La CE abre expediente a España por las emisiones de Volkswagen

El Gobierno responde que adoptó medidas como el veto a la matriculación de 2.000 vehículos.

Volkswagen utilizaba un «software» ilegal para superar las pruebas de emisiones en el laboratorio.
Volkswagen utilizaba un «software» ilegal para superar las pruebas de emisiones en el laboratorio.

El Gobierno responde que adoptó medidas como el veto a la matriculación de 2.000 vehículos.

El escándalo de los motores trucados de aún colea. Ayer el Ejecutivo comunitario decidió expedientar a siete países, entre ellos España, por no haber reaccionado convenientemente en cumplimento de las leyes europeas para penalizar y detectar el fraude. Bruselas ha emitido una carta de emplazamiento, el primer paso dentro del procedimiento de infracción, en la que solicita a los países concernidos (Alemania, España, Grecia, Lituania, Luxemburgo, Reino Unido y la República Checa) la información suficiente en un plazo de dos meses. Si Bruselas no está satisfecha con esta petición, puede ir más allá y el caso podría desembocar en multas multimillonarias.

En el caso de Alemania, España, Reino Unido y Luxemburgo, los países que homologaban los modelos de Volkswagen para su comercialización en el mercado único europeo, la Comisión Europea sospecha que no han aplicado las sanciones previstas después de que, en septiembre de 2015, Estados Unidos detectara que la empresa alemana estaba utilizando un software ilegal, con el que manipulaba las pruebas de laboratorio a las que debían someterse los vehículos. Bruselas tampoco oculta su enfado con Berlín. Considera que tanto Alemania como Reino Unido no están colaborando con las autoridades comunitarias, para aportar luz a lo sucedido. Según el comunicado emitido por el Ejecutivo comunitario, los dos países se han negado a revelar «toda la información recolectada en investigaciones nacionales».

Las prácticas fraudulentas se convirtieron en un escándalo político de primer nivel por varios factores: la brecha que separa el severo comportamiento de las autoridades estadounidenses frente a la laxitud europea, el golpe la credibilidad de club europeo en su cacareado compromiso con el medio ambiente y el fuerte simbolismo de poner en la picota a una empresa icónica del poderío industrial alemán.

Esta falta de información ejemplifica precisamente la impotencia de Bruselas para atajar y prevenir el problema, ya que la capacidad de supervisión sigue recayendo en las autoridades nacionales sin ningún organismo europeo con poder directo sobre el sector.
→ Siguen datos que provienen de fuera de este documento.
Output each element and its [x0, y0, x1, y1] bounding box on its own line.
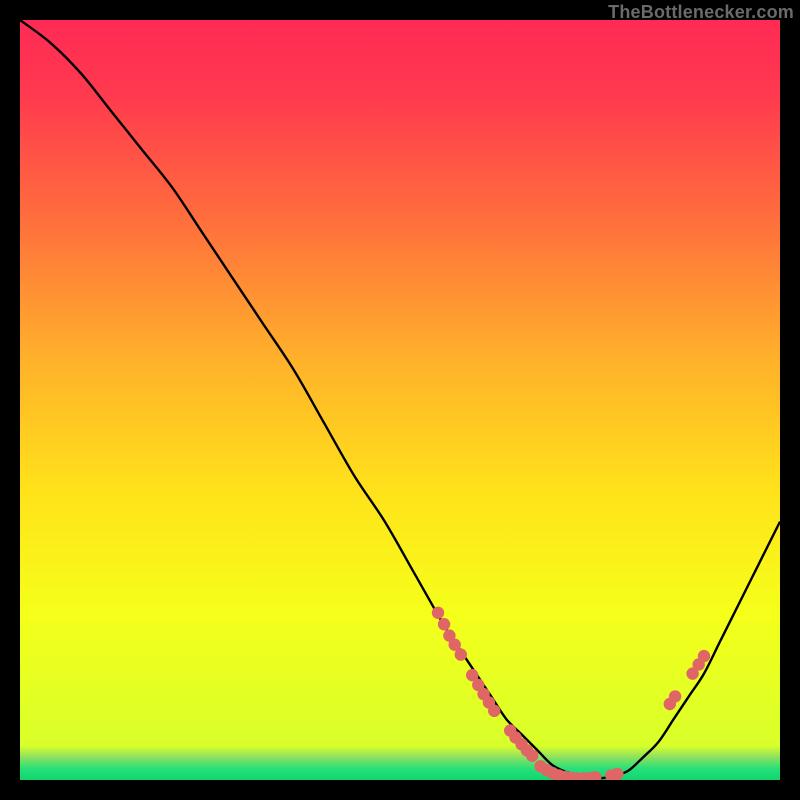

La Comisaria europea de Mercado Interior e Industria, Elzbieta Bienkowska, recordó ayer en un comunicado que las capitales europeas deben disponer de un sistema de sanciones «efectivo, proporcionado y disuasivo», y pide explicaciones a Grecia, República Checa y Lituania por no haber introducido en sus respectivos ordenamientos jurídicos la legislación europea.

La defensa de España

España abrió un expediente sancionador a la Empresa SEAT, S. A. en aplicación de la normativa más estricta que permite la actual lesgislación y fue uno de los pocos países que, desde el momento en que se conocieron los hechos, prohibió la matriculación de los vehículos afectados que se encontraban sin matricular, medida que afectó a unas 2.000 unidades. Además, España ha respondido a todos los requerimientos que hasta el momento ha solicitado la Comisión y ha remitido toda la información demanda por parte de Bruselas, así como la colaboración activa en los grupos de trabajo que han tratado este asunto. Por su parte, nuestro país,no se niega a cooperar con la Comisión Europea y el resto de Estados miembros, de manera transparente, y con el propósito siempre de buscar soluciones, según fuentes del Gobierno.